At the beginning of the pandemic, new legislation called the Families First Coronavirus Response Act (FFCRA) was enacted, requiring that Medicaid keep people continuously enrolled through the end of the Public Health Emergency (PHE). As a result, Medicaid enrollment grew, and the number of uninsured people dropped over the last three years.  

Congress ended this continuous enrollment provision on March 31, 2023, which means that states have now started the disenrollment process and many individuals stand to lose their Medicaid coverage. Considering that homecare providers primarily bill through Medicaid, this may have an impact on their census. Thankfully, managed care organizations (MCOs) can help prevent people who should be eligible for Medicaid from losing their coverage during the redetermination period. Here we explore the key role MCOs play during this process, and how they can help providers keep their valued clients. 

How Many People Will Lose Medicaid Coverage? 

According to KFF, enrollment in Medicaid/CHIP grew by 23.3 million from February 2020 to the end of March 2023, reaching nearly 95 million enrollees in March 2023. They estimate that between 5 million to 14 million people will lose their Medicaid coverage now that states are disenrolling people. They expect that the ACA (Affordable Care Act)expansion adults, other adults, and children will be among those most affected since they were the groups that saw the largest growth in enrollment during the pandemic. It will be important that outreach and education efforts are made to ensure that the people who remain eligible for Medicaid re-enroll and keep their coverage.  

How Managed Care Organizations Can Help Prevent Loss of Coverage 

CMS is working closely with states and other stakeholders to ensure, as states resume routine operations, that the renewal process happens in an organized manner and that it’s not too difficult for Medicaid beneficiaries to re-enroll. Continuity of coverage for eligible individuals is also a major priority. This includes those who no longer qualify for Medicaid and need to transition to a different form of coverage, such as through a Marketplace. To ensure this happens, they will need the help of MCOs.  According to CMS, MCOs can support states in the following ways: 

  • Help individuals enrolled in their MCO plan complete the renewal process 
  • Minimize churning due to loss of coverage for procedural reasons 
  • Facilitate transitions from Medicaid to the Marketplace where appropriate 

Let’s explore these in more detail. 

Update Beneficiary Contact Information 

Since many enrollees have not had to complete Medicaid enrollment in a few years, states may have outdated contact information. Considering MCOs may already be in communication with enrollees because they manage their care, they are a great resource. If MCOs send updated contact information to states, it will help them get the important renewal documents sent to the right place.  

Conduct Outreach and Provide Assistance 

It’s important to note that the federal Medicaid managed care marketing rules (42 CFR 438.104) do not prohibit plans from supplying information and conducting general outreach on behalf of states. In fact, in this instance, it’s encouraged. 

MCOs can contact the beneficiaries and instruct them to reach out to the state agency directly. They can assist them with this process by either giving them instructions on how to use an online portal, or by calling the state agency call center while the member is on the line with them. 

If the state agency provides the MCO with file information about beneficiaries who the state is starting the renewal process with, or information about individuals who are at risk of losing coverage, then the MCO should try and reach out to them through phone or text and encourage them to complete and return their documents. 
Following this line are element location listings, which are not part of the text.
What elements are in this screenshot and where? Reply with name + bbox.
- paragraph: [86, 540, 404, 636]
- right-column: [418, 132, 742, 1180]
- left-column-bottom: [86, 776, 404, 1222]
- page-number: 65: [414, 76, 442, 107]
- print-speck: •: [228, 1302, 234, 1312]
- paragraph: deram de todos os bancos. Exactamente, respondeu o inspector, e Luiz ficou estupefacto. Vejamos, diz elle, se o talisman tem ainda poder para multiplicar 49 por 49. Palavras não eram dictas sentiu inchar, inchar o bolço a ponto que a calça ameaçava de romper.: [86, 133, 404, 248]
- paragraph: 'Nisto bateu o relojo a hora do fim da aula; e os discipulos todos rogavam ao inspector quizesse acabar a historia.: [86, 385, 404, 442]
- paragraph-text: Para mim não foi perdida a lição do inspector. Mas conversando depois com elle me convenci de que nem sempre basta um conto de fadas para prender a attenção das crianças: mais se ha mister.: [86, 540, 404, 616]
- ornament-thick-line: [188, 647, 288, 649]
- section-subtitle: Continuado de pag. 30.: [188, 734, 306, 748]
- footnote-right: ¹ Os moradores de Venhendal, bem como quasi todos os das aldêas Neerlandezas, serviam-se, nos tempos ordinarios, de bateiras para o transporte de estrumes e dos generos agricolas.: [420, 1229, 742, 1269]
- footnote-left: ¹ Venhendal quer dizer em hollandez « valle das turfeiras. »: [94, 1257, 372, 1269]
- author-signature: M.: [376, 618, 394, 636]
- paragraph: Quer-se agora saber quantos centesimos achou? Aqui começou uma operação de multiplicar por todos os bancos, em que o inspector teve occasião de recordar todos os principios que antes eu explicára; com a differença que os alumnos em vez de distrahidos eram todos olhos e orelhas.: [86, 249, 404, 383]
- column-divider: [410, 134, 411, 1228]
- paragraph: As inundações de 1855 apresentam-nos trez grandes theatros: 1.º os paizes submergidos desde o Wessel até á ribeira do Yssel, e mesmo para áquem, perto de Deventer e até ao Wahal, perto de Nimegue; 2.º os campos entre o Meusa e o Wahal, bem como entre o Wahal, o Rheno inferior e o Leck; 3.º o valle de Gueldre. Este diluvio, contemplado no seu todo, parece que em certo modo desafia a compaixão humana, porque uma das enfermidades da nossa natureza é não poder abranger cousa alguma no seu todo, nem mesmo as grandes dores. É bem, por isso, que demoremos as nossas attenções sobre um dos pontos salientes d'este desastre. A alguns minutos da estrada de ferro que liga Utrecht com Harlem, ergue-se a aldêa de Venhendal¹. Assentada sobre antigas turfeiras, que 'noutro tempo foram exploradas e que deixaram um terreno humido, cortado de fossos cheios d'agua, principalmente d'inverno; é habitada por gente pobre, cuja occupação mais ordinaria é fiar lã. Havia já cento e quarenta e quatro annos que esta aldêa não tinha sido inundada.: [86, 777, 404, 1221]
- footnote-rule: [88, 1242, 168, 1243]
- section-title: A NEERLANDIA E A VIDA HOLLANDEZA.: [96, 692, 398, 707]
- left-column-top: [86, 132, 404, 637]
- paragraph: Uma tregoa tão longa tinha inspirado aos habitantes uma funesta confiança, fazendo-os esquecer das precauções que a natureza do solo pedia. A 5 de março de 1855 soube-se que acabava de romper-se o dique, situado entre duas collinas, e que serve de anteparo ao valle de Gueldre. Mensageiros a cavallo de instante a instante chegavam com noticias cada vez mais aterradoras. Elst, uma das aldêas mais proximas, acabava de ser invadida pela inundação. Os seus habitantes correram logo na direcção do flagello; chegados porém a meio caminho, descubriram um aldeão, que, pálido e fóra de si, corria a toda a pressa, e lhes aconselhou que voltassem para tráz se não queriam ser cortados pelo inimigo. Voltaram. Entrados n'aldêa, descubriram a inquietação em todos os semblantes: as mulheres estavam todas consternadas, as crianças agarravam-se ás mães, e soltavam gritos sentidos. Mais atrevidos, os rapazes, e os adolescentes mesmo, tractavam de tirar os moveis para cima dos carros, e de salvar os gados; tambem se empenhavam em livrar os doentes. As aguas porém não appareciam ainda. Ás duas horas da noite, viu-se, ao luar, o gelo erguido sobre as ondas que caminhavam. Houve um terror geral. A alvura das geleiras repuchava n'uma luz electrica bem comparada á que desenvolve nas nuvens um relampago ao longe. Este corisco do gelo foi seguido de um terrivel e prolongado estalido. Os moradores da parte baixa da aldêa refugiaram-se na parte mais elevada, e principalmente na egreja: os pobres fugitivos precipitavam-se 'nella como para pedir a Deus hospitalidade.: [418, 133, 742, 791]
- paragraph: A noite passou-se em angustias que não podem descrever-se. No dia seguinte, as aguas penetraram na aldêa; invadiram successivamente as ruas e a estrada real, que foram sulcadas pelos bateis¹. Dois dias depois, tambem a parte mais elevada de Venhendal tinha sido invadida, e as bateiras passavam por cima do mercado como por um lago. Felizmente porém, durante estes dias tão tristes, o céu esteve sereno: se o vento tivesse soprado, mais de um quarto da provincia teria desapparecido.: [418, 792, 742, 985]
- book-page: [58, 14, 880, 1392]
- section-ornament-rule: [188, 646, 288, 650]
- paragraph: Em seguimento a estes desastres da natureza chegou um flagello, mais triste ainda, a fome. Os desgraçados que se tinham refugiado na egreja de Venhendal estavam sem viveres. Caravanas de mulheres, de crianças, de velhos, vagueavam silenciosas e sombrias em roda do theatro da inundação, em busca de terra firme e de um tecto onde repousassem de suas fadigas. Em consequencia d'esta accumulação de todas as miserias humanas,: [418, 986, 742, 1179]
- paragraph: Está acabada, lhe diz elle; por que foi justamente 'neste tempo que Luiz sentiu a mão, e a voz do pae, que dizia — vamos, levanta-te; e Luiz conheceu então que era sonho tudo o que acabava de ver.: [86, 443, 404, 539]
Reach Out to Individuals Who Lost Coverage for Procedural Reasons 

States can provide MCOs monthly termination files and the MCOs can reach out to people who were terminated from Medicaid for procedural reasons as long as they are compliant with federal marketing requirements. 

Help People Who Are No Longer Eligible for Medicaid Transition to Other Coverage 

If the MCO also offers a Qualified Health Plan (QHP) they can assist people in transitioning over to Marketplace coverage if that person is no longer eligible for Medicaid.  

How We Can All Help Ensure Minimal Disruptions to Homecare Services 

It is critical during this redetermination process that those who receive homecare services, especially older adults, many of whom are dually eligible for Medicare and Medicaid, keep their coverage. According to Justice for Aging, those who are dually eligible have higher rates of disability and poverty, need more help with ADLs, and are more likely to need communication assistance. This especially vulnerable population, who relies heavily on homecare services, may have a harder time navigating the renewal process. That is why those of us in the homecare space need to work together to ensure that this population is aware of the process, and that they have the help they need to complete their re-enrollment, including getting their information updated and their documentation completed.